Ad Widget

Collapse

Something wrong with triggers

Collapse
X
 
  • Time
  • Show
Clear All
new posts
  • viadmin
    Junior Member
    • Jan 2015
    • 7

    #1

    Something wrong with triggers

    Hi, guys!

    I have a trigger "Server is down". Conditions: no data received from server during 90 seconds (processor usage and RAM usage). Some time ago I started to receive a letters from my Zabbix system with problem - Server is down. But when I look on graphs, there are no pauses or missed data - all is OK. What it could be?
    P.S. I receive data from servers every 15 seconds. I'll be very grateful for answer.
  • gleepwurp
    Senior Member
    • Mar 2014
    • 119

    #2
    Hi,

    can you send us the exact trigger definition?

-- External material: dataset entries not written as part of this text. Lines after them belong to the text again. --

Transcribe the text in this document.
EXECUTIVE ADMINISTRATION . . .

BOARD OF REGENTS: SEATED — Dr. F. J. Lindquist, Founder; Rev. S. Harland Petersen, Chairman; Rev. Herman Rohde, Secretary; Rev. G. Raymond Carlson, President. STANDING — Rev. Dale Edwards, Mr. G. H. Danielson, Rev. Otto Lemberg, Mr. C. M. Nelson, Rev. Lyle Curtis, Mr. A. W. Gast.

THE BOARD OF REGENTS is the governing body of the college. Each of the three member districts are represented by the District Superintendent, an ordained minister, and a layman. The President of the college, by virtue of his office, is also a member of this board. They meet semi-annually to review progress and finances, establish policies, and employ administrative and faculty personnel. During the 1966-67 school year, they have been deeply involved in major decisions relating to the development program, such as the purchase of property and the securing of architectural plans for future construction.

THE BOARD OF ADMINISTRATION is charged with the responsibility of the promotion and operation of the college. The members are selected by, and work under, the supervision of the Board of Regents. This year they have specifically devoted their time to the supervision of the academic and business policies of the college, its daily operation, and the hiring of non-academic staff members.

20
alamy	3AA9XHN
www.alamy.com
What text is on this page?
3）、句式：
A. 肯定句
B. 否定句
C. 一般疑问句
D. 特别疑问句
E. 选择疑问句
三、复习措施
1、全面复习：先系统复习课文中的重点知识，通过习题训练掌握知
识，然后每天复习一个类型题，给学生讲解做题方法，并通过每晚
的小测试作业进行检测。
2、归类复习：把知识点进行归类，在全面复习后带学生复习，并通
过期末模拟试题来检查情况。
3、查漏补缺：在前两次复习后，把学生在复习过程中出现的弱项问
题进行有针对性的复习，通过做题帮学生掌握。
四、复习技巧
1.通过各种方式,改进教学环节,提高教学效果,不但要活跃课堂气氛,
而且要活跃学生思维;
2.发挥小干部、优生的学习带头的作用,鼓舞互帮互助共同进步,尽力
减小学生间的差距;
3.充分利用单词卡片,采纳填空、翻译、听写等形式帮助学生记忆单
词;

    Sometimes the way we expect functions to work doesn't actually do what we think they should.

    G.

    Comment

    • tchjts1
      Senior Member
      • May 2008
      • 1605

      #3
      Personally, I think using 90 seconds for the threshold is very aggressive.
      I have my "Agent unreachable" alerts set to 5 minutes of no data.

      Comment

      • viadmin
        Junior Member
        • Jan 2015
        • 7

        #4
        90 seconds for me could be a little bit longer then I need ))) Couse if server reboots (and 90 seconds for rebooting could be enough) there is no warranty that all services will start normally and there will be no down-time. It's really critical for our business. And you can say that I can set up monitoring of services state, I know, they already set. But after rebooting I have to check that replication between databases works well and so on.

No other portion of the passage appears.